Reader Guide (external site)
Editions
Excerpt from The Ladies Gallery
MARCH 1, 1954. In the afternoon, a young woman together with three men entered the House of Representatives of the United States of America and opened fire. Next day, the front page of the New York Times would show the same woman wrapped in the revolutionary flag of Puerto Rico, her left fist raised high. What the Times would not quote were her words, “I did not come here to kill. I came here to die.” An old battle cry of Puerto Rican nationalism. She would be sentenced to fifty-seven years in prison for assault and conspiracy to overthrow the government of the United States.
MARCH 1, 1977. On the twenty-third anniversary of the attack on Congress, her daughter commits suicide in Puerto Rico.
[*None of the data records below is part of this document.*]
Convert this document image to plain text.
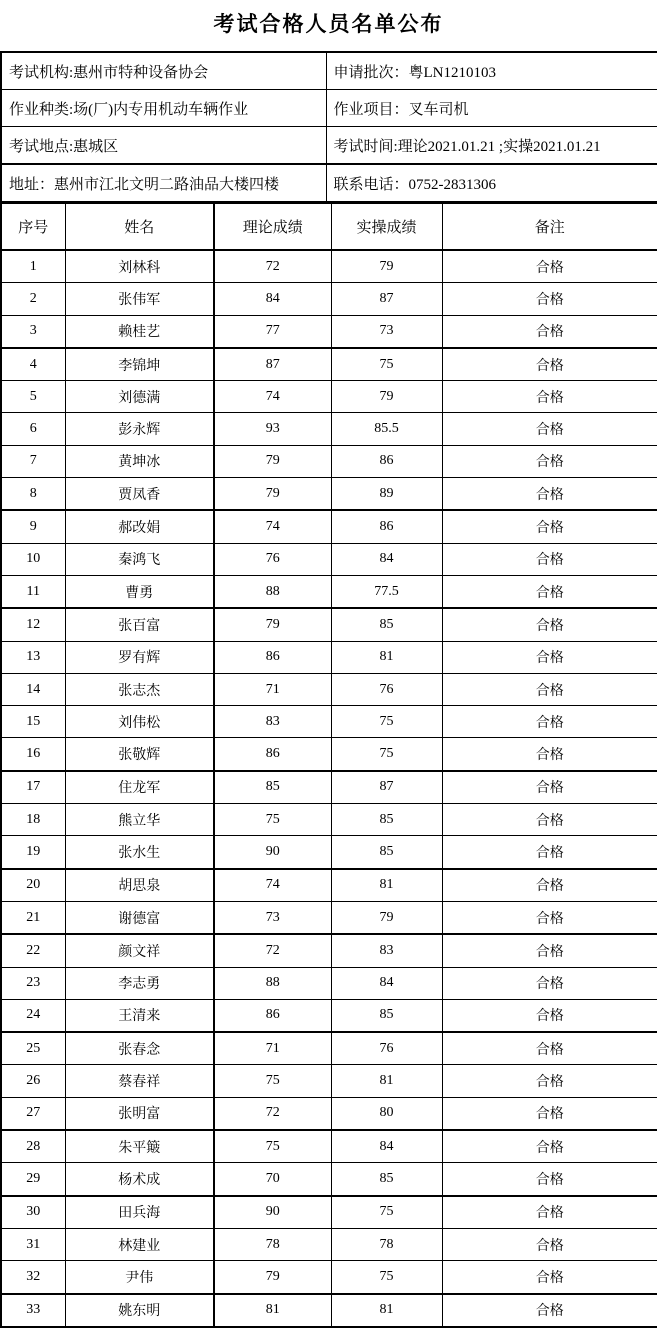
考试合格人员名单公布
考试机构:惠州市特种设备协会	申请批次：粤LN1210103
作业种类:场(厂)内专用机动车辆作业	作业项目：叉车司机
考试地点:惠城区	考试时间:理论2021.01.21 ;实操2021.01.21
地址：惠州市江北文明二路油品大楼四楼	联系电话：0752-2831306
序号	姓名	理论成绩	实操成绩	备注
1	刘林科	72	79	合格
2	张伟军	84	87	合格
3	赖桂艺	77	73	合格
4	李锦坤	87	75	合格
5	刘德满	74	79	合格
6	彭永辉	93	85.5	合格
7	黄坤冰	79	86	合格
8	贾凤香	79	89	合格
9	郝改娟	74	86	合格
10	秦鸿飞	76	84	合格
11	曹勇	88	77.5	合格
12	张百富	79	85	合格
13	罗有辉	86	81	合格
14	张志杰	71	76	合格
15	刘伟松	83	75	合格
16	张敬辉	86	75	合格
17	住龙军	85	87	合格
18	熊立华	75	85	合格
19	张水生	90	85	合格
20	胡思泉	74	81	合格
21	谢德富	73	79	合格
22	颜文祥	72	83	合格
23	李志勇	88	84	合格
24	王清来	86	85	合格
25	张春念	71	76	合格
26	蔡春祥	75	81	合格
27	张明富	72	80	合格
28	朱平簸	75	84	合格
29	杨术成	70	85	合格
30	田兵海	90	75	合格
31	林建业	78	78	合格
32	尹伟	79	75	合格
33	姚东明	81	81	合格
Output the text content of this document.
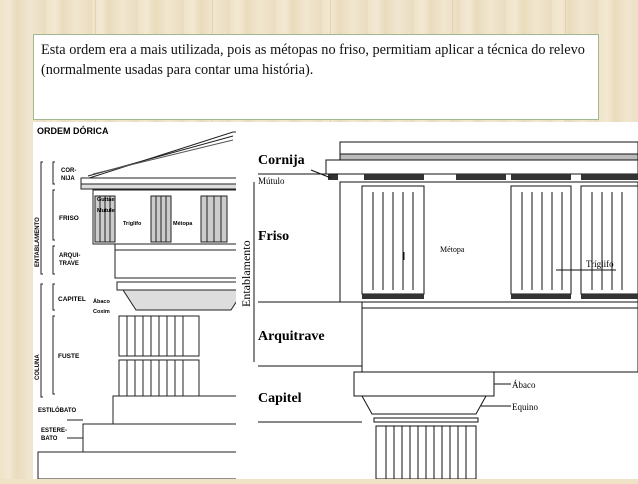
Esta ordem era a mais utilizada, pois as métopas no friso, permitiam aplicar a técnica do relevo (normalmente usadas para contar uma história).

ORDEM DÓRICA
COR-
NIJA
FRISO
ENTABLAMENTO	ARQUI-
TRAVE
CAPITEL
COLUNA	FUSTE
ESTILÓBATO
ESTERE-
BATO
Guttae
Mutule
Tríglifo	Métopa
Ábaco
Coxim
Cornija
Mútulo
Friso
Entablamento	Métopa
Tríglifo
Arquitrave
Capitel
Ábaco
Equino
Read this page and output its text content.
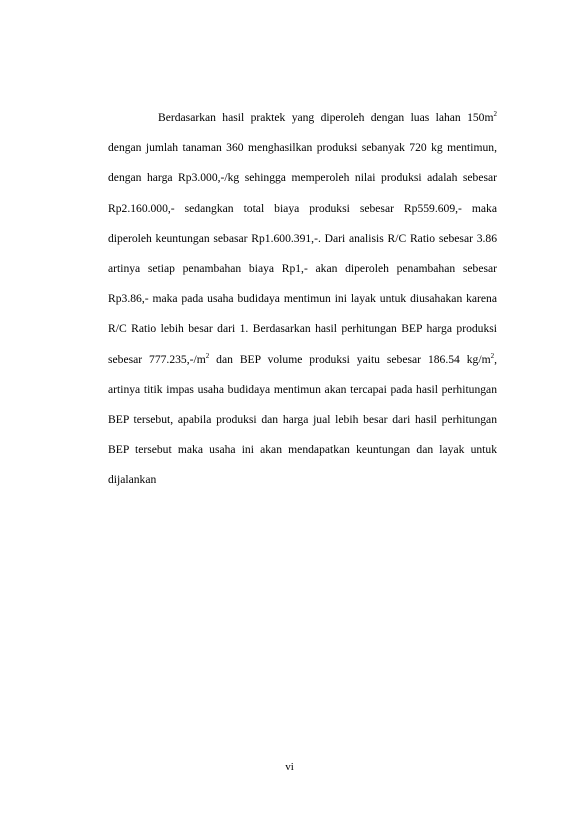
Berdasarkan hasil praktek yang diperoleh dengan luas lahan $150m^2$
dengan jumlah tanaman 360 menghasilkan produksi sebanyak 720 kg mentimun,
dengan harga Rp3.000,-/kg sehingga memperoleh nilai produksi adalah sebesar
Rp2.160.000,- sedangkan total biaya produksi sebesar Rp559.609,- maka
diperoleh keuntungan sebasar Rp1.600.391,-. Dari analisis R/C Ratio sebesar 3.86
artinya setiap penambahan biaya Rp1,- akan diperoleh penambahan sebesar
Rp3.86,- maka pada usaha budidaya mentimun ini layak untuk diusahakan karena
R/C Ratio lebih besar dari 1. Berdasarkan hasil perhitungan BEP harga produksi
sebesar $777.235,-/m^2$ dan BEP volume produksi yaitu sebesar 186.54 $kg/m^2$,
artinya titik impas usaha budidaya mentimun akan tercapai pada hasil perhitungan
BEP tersebut, apabila produksi dan harga jual lebih besar dari hasil perhitungan
BEP tersebut maka usaha ini akan mendapatkan keuntungan dan layak untuk
dijalankan
vi
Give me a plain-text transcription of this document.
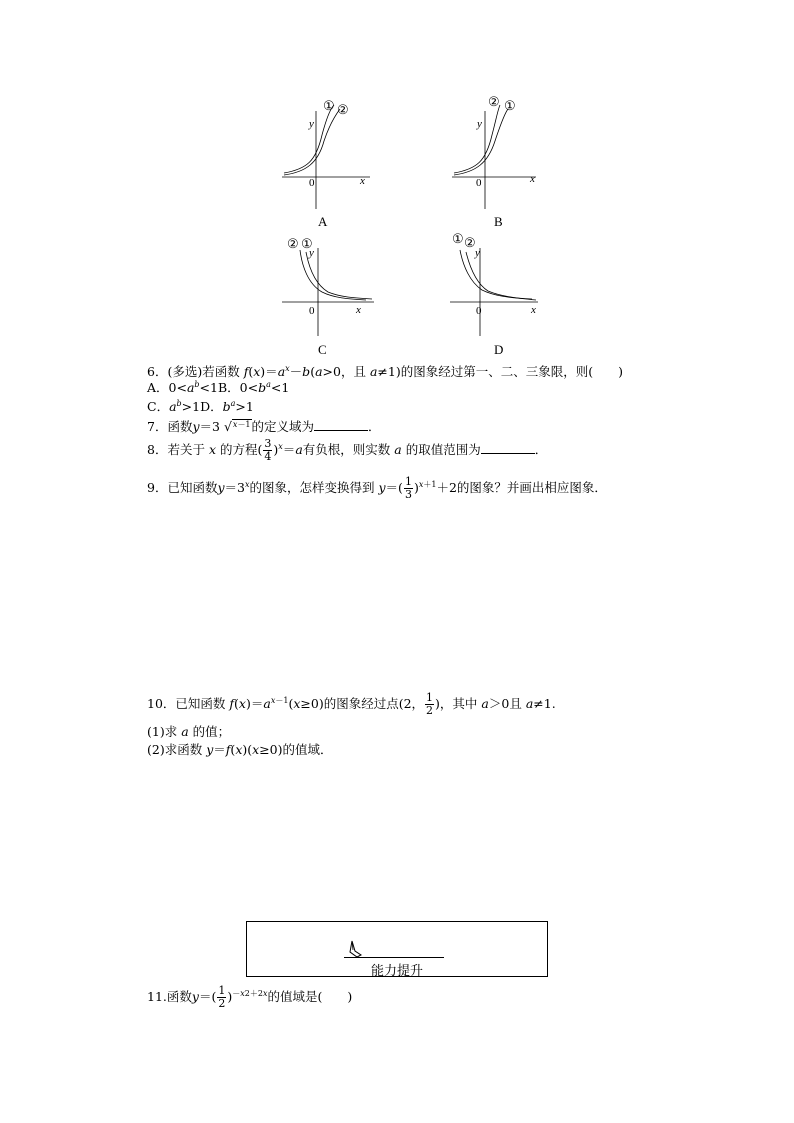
① ②
y
x
0
A
② ①
y
x
0
B
② ①
y
x
0
C
① ②
y
x
0
D
6．(多选)若函数 $f(x)=a^x-b(a>0$，且 a≠1)的图象经过第一、二、三象限，则(　　)
A．$0<a^b<1B$．$0<b^a<1$
C．$a^b>1D$．$b^a>1$
7．函数y＝3 √x－1的定义域为	．
8．若关于 x 的方程( $\frac{3}{4} )^x=a$有负根，则实数 a 的取值范围为	．
9．已知函数$y=3^x$的图象，怎样变换得到 $y=( \frac{1}{3} )^{x+1}+2$的图象？并画出相应图象．
10．已知函数 $f(x)=a^{x-1}(x\ge 0)$的图象经过点(2， $\frac{1}{2}$ )，其中 a＞0且 a≠1.
(1)求 a 的值；
(2)求函数 y＝f(x)(x≥0)的值域．
能力提升
11.函数$y=( \frac{1}{2} )^{-x2+2x}$的值域是(　　)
The mother is flown secretly to the island for a day to attend the funeral.
FEBRUARY 1, 1988. A gray winter day: the daughter’s daughter becomes a suicide patient at Hutchings Psychiatric Hospital, in Syracuse, New York. Repetition informs my life. A teacher of mine once told me not to fear repetition, “Just don’t be blacklisted by it.” Well, I am the product of repetitions. Of family secrets. Every family has its own; usually it is the untold family story a child is destined unwittingly to repress, or to repeat. We inherit these secrets the way we inherit shame, guilt, desire. And we repeat.
Praise for The Ladies Gallery
“These are postcards from the edge... heartbreaking... funny... political... breathtakingly beautiful.”
—Detroit Free Press (Notable Book of the Year)
“Vilar is writing about three generations of Puerto Rican women...enchantresses and destroyers, the main people they destroy tend to be themselves...But in Vilar's case, talent, coupled with intelligence, still holds the winning hand.”
—Carolyn See, Washington Post
“Stunning. A Lyrical and visionary memoir of depression, Puerto Rican identity, and young womanhood”
—Kirkus Review (starred review)
“The Ladies Gallery is destined to become a legendary work.”
—Bob Shacochis, author of Swimming in the Volcano
“Profoundly moving and beautifully written”
—Rosario Ferre, author of The House on the Lagoon
“This memoir introduces us to a writer bound to make an impact...An autobiography as fantastic as any novel...It is a mark of Vilar's art that her story seems warm and alive”
—Gail Caldwell, Boston Globe
“Startling, raw, and affecting, a painful exercise in which memoir as therapy becomes memoir as art.”
—Carlin Romano, Philadelphia Inquirer (Notable Book of The Year)
“A hartrending and dramatic literary debut, wherein Vilar reveals the dark side her parents always tried to suppress”
—Miami Herald
“Lolita Lebron's granddaughter, heir to the most public female embodiment of heroic self-sacrifice in Puerto Rico in this century, has written a memoir full of searing, intimate truths, silences broken open to reveal the personal costs of public myth making...A momentous act of courage.
”
—Aurora Levins Morales, The Women's Review of Books
“A beautiful memoir, humorous and compassionate”
—Suzanne Ruta, Newsday
“Just as artist Frida Kahlo's splintered self-portarits and diaries personify Mexico's proud yet fragmentyed self-image, Vilar's intimate accounts about herself and her family personlaize Puerto Rico's political, social, and cultural wars for its identity. The potency of Vilar's tale arises from its telling...The Ladies' Gallery can liberate readers, yet this is more than a self-help book. It is a lesson in acquiring spiritual grace and understanding from a young woman who has plenty of both.”